Note to jealous straight guys who drink corn-dog Slurpees for breakfast and wish girls would be like this: Normal rules of "league" still apply. If you're a slobbering dimwit, you can't expect a fit law student to come skipping over your threshold and onto your cock. But just because you're not an Abercrombie model doesn't mean you aren't somebody's type. And even when someone looks like your type, things can go terribly wrong.
For example, you could chat with an extremely hot blond guy who is staying close to your house and is visiting town. He seems like such a nice kid. You suggest going to Comeback, the hipster-faggot pick-up night at Chop Suey. You wait in front of your house, and as a figure approaches from about one-third of a block, it hits you. Like a canister of Axe Bodyspray exploding inside a crate of more Axe Bodyspray, which subsequently triggers a chain reaction that sets Coco Chanel's brains on fire. And then at the bar, as you fight back an asthma attack, he orders—of every possible drink—an Adios Motherfucker. And because you offered to buy him a drink, you pay $4 for your reasonable whiskey and Coke and $12 for his whatever-the-fuck blue thing, then duck into the crowd, suck back your beverage, and bolt for the door.

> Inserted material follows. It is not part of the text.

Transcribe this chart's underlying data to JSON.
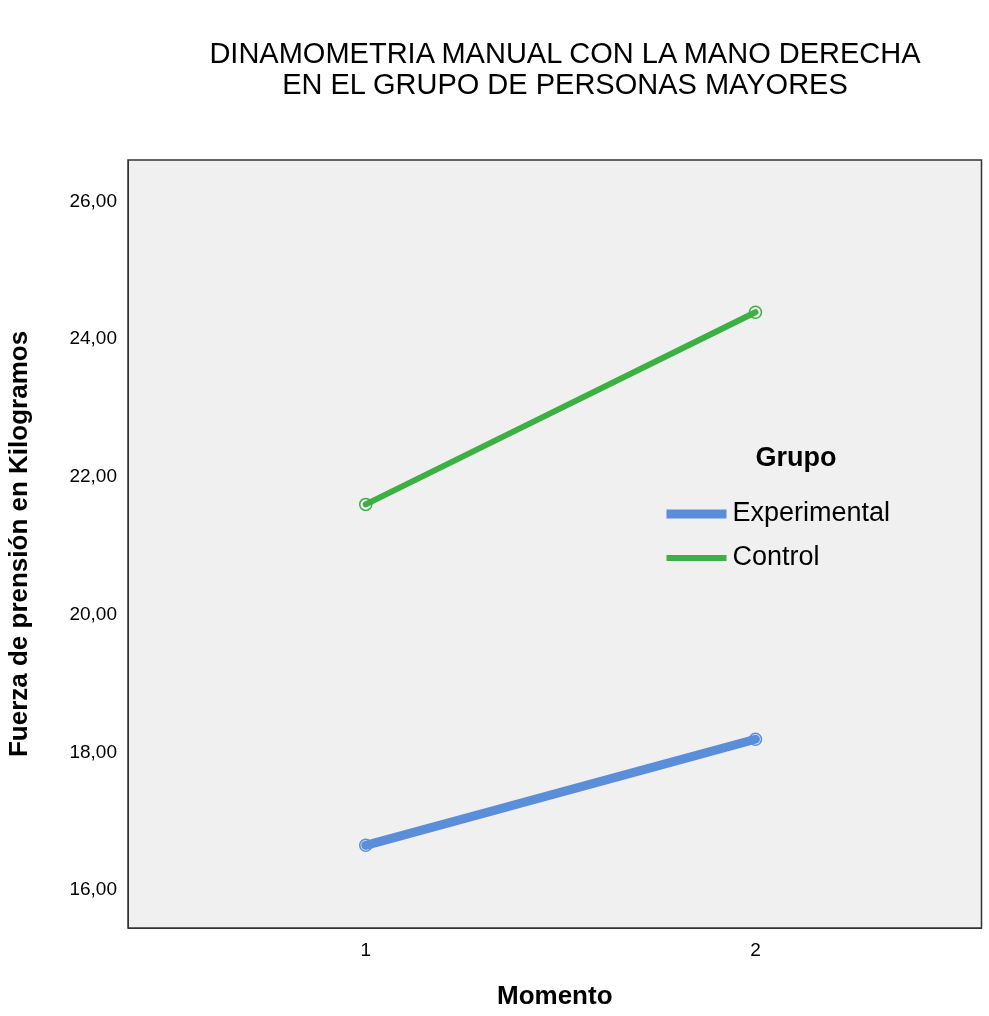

On the other hand, you could also discover someone who's smart and handsome and into what you're into. If, say, a sharp exhibitionist grad student hatches a plan on Adam4Adam to have sex in front of his floor-to-ceiling windows while a guy at the next building over watches, you can do that. Afterward, you can wonder, kind of pleasantly, whether the video that you two made—and the other videos that you made on those other nights—will end up on XTube.
Another benefit of meeting people on the internet: The next morning, you don't necessarily feel like a hungover wreck. In the pre-internet era, homos had to hang out in bars or bathhouses to get laid casually. Bathhouses are dark places where diseases lurk. And cruising in bars requires quaffing disinfectant-grade vodka, selecting an adequate partner, and waking up with what feels like a disinfected porcupine burrowing through your frontal lobe while you're busy hoping you remembered to use a condom. The internet allows you to do the whole thing sober (and wake up feeling freshly laid with a clear recollection of the MANDATORY condom).
Note: The internet, like a bathhouse, is filled with diseases and liars; always wear a condom.
Honestly, it's not all fabulous. To find a great sex partner requires hitting on a lot of people—and accepting a lot of rejection (unless you are beautiful in every way). And even when all goes great, the meat market, by the way it frames the interaction, limits the extent of the emotional investment—essentially guaranteeing that you're not going to end up in a relationship with the guy. And, really, a great boyfriend is what most homos want (I've had a few and vastly prefer them to the occasional romp). But for folks like me, who cower at the prospect of asking a guy out, this cyber playground is a boot camp for rejection and acceptance. It builds muscles useful for dating guys in the real world, too.